This problem is in Spivak's Differential Geometry (Ch.9 #37), and he gives a sketch of a proof which I have been unable to finish.
So let's compute $\frac{dL(\overline{\alpha}(u))}{du}\mid_{u=0}$ where $L(\overline{\alpha}(u))=L_{0}^{t_{1}}(\gamma)+\int_{t_{1}}^{t_{0}+u}F(\,,\,)dt+\int_{t_{0}+u}^{1}F(\,,\,)dt$ , and of course $F(\alpha(u,t),\frac{\partial\alpha}{\partial t}(u,t))=\sqrt{\underset{i,j}{\sum}g_{ij}(\alpha)\frac{\partial\alpha^{i}}{\partial t}\frac{\partial\alpha^{j}}{\partial t}}$ (all the "$(u,t)$" omitted).
Well, $\frac{dL(\overline{\alpha}(u))}{du}=\frac{d}{du}\int_{t_{1}}^{t_{0}+u}F(\,,\,)dt+\frac{d}{du}\int_{t_{0}+u}^{1}F(\,,\,)dt$ . Now I apply the Leibniz integral rule, and the terms become
- $F(\alpha(u,t_{0}+u),\frac{\partial\alpha}{\partial t}(u,t_{0}+u))+\int_{t_{1}}^{t_{0}+u}\frac{\partial}{\partial u}F(\alpha(u,t),\frac{\partial\alpha}{\partial t}(u,t))dt$
and
- $\int_{t_{0}+u}^{1}\frac{\partial}{\partial u}F(\alpha(u,t),\frac{\partial\alpha}{\partial t}(u,t))dt-F(\alpha(u,t_{0}+u),\frac{\partial\alpha}{\partial t}(u,t_{0}+u))$
, respectively. Evaluating their sum at $u=0$ , we just get $\int_{t_{1}}^{1}\frac{\partial}{\partial u}F(\alpha(0,t),\frac{\partial\alpha}{\partial t}(0,t))dt$ .
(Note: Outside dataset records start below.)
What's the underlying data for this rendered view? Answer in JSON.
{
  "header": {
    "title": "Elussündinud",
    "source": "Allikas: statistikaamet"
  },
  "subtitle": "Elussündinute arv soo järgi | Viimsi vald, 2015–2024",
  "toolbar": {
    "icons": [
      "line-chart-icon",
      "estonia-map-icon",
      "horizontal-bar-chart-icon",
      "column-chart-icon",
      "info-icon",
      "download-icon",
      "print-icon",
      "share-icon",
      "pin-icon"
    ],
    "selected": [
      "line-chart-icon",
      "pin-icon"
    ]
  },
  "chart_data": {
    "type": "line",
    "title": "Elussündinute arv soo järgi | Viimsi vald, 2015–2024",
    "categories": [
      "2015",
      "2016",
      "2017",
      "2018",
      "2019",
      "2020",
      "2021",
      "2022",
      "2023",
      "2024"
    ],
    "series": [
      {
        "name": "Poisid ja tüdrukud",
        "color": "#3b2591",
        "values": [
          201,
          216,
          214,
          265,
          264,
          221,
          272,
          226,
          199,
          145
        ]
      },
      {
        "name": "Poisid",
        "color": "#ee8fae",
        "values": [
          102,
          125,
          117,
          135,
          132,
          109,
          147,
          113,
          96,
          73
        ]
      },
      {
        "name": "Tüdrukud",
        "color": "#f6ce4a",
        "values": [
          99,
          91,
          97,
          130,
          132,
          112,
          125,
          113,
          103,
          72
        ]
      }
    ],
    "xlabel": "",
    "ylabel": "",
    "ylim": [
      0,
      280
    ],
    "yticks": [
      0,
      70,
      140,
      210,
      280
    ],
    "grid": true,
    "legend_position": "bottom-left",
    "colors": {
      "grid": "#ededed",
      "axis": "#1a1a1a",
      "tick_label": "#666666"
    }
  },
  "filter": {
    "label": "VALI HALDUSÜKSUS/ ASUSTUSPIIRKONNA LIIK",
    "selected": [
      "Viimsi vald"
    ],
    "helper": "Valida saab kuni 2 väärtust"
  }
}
Note that $\alpha$ is not exactly a variation on $\gamma$ since $\alpha(0,t)$ has a piece of $\gamma$ replaced by a geodesic (*). But anyway, $\alpha$ is a variation on the piecewise smooth curve $\alpha(0,t)$ , and the integral obtained yields the First Variation Formula for Length of $\alpha(0,t)\mid_{[t_{1},1]} .$ . For the moment ignore *, and assume this is the thing we want to show $\neq0$ . The integral term in the First Variation Formula will disappear, leaving
$\left\langle \frac{\partial\alpha}{\partial u}(0,t_{0}),\frac{\partial\alpha}{\partial t}(0,t_{0}^{+})-\frac{\partial\alpha}{\partial t}(0,t_{0}^{-})\right\rangle$ .
This is sort of like $\left\langle \frac{\partial\alpha}{\partial u}(0,t_{0}),\Delta_{t_{0}}\frac{d\gamma}{dt}\right\rangle$ , where we know $\Delta_{t_{0}}\frac{d\gamma}{dt}\neq0$ .
Assuming everything was correct so far, I have two questions:
1) Why (where) do we need $t_{1}$ to be sufficiently close to $t_{0}$, as hinted by Spivak ?
2) How can I conclude that the inner product term is not 0?
Some more thoughts...
Can we just define $\alpha(0,t)$ to be $\gamma(t)$; in other words, let the geodesic "short-cuts" begin only when u>0? Would this destroy the required $C^\infty$ properties of $\alpha$? The geodesics are parametrized arclength, while the piece of $\alpha$ they approach can have an arbitrary parametrization.
Another note: By moving $t_1$ toward $t_0$ we can change the length of $\frac{\partial\alpha}{\partial t}(0,t_{0}^{-})$, since the geodesic portion is parametrized by arclength. This may be useful when we need to show the vectors in the inner product are not orthogonal.